Faculty of Computer and Information Science, University of Ljubljana, Večna pot 113, Ljubljana, 1000, Slovenia.
Faculty of Mathematics and Physics, University of Ljubljana, Jadranska ulica 19, Ljubljana, 1000, Slovenia.
BMC Bioinformatics. 2018 Sep 21;19(1):333. doi: 10.1186/s12859-018-2366-0.
Data-driven methods that automatically learn relations between attributes from given data are a popular tool for building mathematical models in computational biology. Since measurements are prone to errors, approaches dealing with uncertain data are especially suitable for this task. Fuzzy models are one such approach, but they contain a large amount of parameters and are thus susceptible to over-fitting. Validation methods that help detect over-fitting are therefore needed to eliminate inaccurate models.
We propose a method to enlarge the validation datasets on which a fuzzy dynamic model of a cellular network can be tested.

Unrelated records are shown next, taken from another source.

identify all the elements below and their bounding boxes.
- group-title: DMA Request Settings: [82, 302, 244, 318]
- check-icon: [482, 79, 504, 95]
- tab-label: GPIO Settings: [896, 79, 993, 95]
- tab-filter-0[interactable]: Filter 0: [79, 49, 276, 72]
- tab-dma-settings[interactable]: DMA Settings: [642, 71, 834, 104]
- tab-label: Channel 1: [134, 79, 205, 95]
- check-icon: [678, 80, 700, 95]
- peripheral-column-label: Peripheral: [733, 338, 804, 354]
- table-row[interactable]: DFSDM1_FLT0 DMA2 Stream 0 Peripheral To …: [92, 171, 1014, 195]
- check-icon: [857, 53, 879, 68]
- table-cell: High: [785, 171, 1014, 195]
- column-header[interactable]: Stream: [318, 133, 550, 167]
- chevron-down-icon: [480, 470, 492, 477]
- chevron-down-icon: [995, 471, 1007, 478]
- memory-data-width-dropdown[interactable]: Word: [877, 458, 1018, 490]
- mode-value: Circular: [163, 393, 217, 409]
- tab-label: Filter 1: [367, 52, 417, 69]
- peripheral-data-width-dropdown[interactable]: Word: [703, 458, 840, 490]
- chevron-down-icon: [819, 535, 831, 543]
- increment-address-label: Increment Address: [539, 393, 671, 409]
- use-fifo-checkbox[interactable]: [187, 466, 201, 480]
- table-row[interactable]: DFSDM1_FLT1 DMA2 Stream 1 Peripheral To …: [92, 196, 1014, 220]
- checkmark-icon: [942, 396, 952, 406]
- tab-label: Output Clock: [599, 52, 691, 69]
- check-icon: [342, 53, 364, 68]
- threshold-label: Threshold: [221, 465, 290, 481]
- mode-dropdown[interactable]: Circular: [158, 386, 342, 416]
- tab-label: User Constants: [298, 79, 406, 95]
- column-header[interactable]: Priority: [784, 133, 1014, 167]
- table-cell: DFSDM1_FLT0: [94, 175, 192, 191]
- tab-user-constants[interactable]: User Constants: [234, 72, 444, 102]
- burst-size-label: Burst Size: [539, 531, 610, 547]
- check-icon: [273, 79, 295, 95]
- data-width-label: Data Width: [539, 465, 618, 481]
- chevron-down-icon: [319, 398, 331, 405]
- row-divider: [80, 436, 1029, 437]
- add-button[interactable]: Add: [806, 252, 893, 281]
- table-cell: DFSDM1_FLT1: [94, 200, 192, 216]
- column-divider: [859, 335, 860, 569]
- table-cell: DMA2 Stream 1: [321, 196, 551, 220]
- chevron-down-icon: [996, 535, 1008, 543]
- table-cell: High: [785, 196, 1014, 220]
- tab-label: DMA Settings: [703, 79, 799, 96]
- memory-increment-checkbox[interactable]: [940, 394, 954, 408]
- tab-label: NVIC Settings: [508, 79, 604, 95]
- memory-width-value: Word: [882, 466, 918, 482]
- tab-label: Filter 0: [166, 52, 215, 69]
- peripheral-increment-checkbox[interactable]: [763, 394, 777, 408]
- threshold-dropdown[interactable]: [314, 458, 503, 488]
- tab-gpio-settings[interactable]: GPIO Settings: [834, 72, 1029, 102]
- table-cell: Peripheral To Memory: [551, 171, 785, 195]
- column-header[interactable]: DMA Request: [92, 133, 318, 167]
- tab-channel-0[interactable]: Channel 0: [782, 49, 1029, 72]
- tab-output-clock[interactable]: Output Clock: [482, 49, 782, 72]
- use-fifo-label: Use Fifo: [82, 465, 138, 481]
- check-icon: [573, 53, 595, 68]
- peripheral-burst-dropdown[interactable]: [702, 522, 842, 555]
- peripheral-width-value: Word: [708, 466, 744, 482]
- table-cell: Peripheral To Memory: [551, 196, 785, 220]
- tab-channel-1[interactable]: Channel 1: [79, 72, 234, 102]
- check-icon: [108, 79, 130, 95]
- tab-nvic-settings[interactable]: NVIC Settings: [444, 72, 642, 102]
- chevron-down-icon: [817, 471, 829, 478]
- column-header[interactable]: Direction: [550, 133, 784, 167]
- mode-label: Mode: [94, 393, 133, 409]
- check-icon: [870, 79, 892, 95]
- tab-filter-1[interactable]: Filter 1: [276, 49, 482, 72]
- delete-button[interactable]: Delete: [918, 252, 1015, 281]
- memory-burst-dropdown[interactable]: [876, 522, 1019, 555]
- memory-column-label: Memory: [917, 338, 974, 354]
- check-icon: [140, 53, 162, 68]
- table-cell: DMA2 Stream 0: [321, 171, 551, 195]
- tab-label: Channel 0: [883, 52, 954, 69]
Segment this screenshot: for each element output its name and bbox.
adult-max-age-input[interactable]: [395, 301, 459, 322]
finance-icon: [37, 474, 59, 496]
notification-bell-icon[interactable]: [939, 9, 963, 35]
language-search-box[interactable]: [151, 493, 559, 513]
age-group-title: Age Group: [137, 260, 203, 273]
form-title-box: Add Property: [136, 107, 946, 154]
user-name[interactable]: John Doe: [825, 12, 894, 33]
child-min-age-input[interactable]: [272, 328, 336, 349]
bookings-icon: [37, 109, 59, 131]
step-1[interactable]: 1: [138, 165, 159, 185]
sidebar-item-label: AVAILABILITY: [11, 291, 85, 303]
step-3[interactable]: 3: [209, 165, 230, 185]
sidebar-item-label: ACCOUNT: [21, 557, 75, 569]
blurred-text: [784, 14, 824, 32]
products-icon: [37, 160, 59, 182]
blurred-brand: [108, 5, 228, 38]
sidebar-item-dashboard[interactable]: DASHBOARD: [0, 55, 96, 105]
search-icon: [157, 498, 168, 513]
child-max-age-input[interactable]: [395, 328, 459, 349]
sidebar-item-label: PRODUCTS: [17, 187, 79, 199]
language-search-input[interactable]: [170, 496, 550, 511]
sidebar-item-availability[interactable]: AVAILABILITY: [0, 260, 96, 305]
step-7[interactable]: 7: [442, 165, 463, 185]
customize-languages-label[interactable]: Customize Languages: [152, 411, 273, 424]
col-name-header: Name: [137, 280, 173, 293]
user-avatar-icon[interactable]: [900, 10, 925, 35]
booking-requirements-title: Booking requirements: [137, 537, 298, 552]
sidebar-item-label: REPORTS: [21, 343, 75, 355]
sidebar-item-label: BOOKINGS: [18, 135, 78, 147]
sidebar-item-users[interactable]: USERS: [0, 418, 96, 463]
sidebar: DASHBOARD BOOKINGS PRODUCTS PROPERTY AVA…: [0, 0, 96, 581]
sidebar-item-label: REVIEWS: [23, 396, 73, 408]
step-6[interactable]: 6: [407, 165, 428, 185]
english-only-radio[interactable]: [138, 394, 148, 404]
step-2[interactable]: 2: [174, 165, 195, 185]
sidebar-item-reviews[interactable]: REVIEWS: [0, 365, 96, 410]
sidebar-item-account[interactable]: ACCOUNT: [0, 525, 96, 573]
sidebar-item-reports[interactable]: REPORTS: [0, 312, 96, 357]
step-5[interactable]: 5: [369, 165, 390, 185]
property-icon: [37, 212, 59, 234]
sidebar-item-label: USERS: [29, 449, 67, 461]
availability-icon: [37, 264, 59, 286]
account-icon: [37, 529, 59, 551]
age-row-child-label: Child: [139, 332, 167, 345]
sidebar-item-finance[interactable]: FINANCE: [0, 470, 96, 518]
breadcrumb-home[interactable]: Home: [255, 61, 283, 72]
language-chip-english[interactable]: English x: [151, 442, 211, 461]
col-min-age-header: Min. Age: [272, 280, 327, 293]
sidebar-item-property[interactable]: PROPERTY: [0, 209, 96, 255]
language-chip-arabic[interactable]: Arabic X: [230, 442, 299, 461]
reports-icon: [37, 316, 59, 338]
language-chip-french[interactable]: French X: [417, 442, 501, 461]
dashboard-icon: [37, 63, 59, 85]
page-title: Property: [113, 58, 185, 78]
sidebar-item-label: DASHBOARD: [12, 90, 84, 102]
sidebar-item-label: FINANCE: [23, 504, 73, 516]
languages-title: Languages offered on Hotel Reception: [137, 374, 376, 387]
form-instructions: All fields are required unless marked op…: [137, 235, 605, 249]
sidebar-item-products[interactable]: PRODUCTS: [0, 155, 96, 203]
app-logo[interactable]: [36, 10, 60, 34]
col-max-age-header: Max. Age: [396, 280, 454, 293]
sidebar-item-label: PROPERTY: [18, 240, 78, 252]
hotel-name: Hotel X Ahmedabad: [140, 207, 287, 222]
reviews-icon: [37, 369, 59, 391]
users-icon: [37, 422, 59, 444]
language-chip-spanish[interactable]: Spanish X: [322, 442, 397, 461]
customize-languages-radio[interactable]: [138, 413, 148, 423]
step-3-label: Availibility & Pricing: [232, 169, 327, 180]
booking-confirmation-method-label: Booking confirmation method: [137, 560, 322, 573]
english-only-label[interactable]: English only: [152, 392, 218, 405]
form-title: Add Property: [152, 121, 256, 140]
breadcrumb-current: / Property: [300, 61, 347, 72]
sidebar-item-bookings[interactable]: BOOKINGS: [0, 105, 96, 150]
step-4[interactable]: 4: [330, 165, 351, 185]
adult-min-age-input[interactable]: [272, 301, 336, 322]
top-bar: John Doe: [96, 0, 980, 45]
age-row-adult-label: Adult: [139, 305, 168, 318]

We apply our method to two data-driven dynamic models of the MAPK signalling pathway and two models of the mammalian circadian clock. We show that random initial state perturbations can drastically increase the mean error of predictions of an inaccurate computational model, while keeping errors of predictions of accurate models small.
With the improvement of validation methods, fuzzy models are becoming more accurate and are thus likely to gain new applications. This field of research is promising not only because fuzzy models can cope with uncertainty, but also because their run time is short compared to conventional modelling methods that are nowadays used in systems biology.
从给定数据中自动学习属性之间关系的数据驱动方法是构建计算生物学数学模型的一种流行工具。由于测量容易出错,因此处理不确定数据的方法特别适合这项任务。模糊模型就是这样一种方法,但它包含大量参数,因此容易过度拟合。因此,需要验证方法来帮助检测过度拟合,以消除不准确的模型。
我们提出了一种方法来扩大模糊细胞网络动态模型可以测试的验证数据集。我们将我们的方法应用于两个基于数据的 MAPK 信号通路的动态模型和两个哺乳动物生物钟模型。我们表明,随机初始状态扰动可以极大地增加不准确计算模型预测的平均误差,同时保持准确模型的预测误差较小。
随着验证方法的改进,模糊模型变得更加准确,因此可能会获得新的应用。这个研究领域很有前途,不仅因为模糊模型可以处理不确定性,而且还因为与当今在系统生物学中使用的传统建模方法相比,它们的运行时间较短。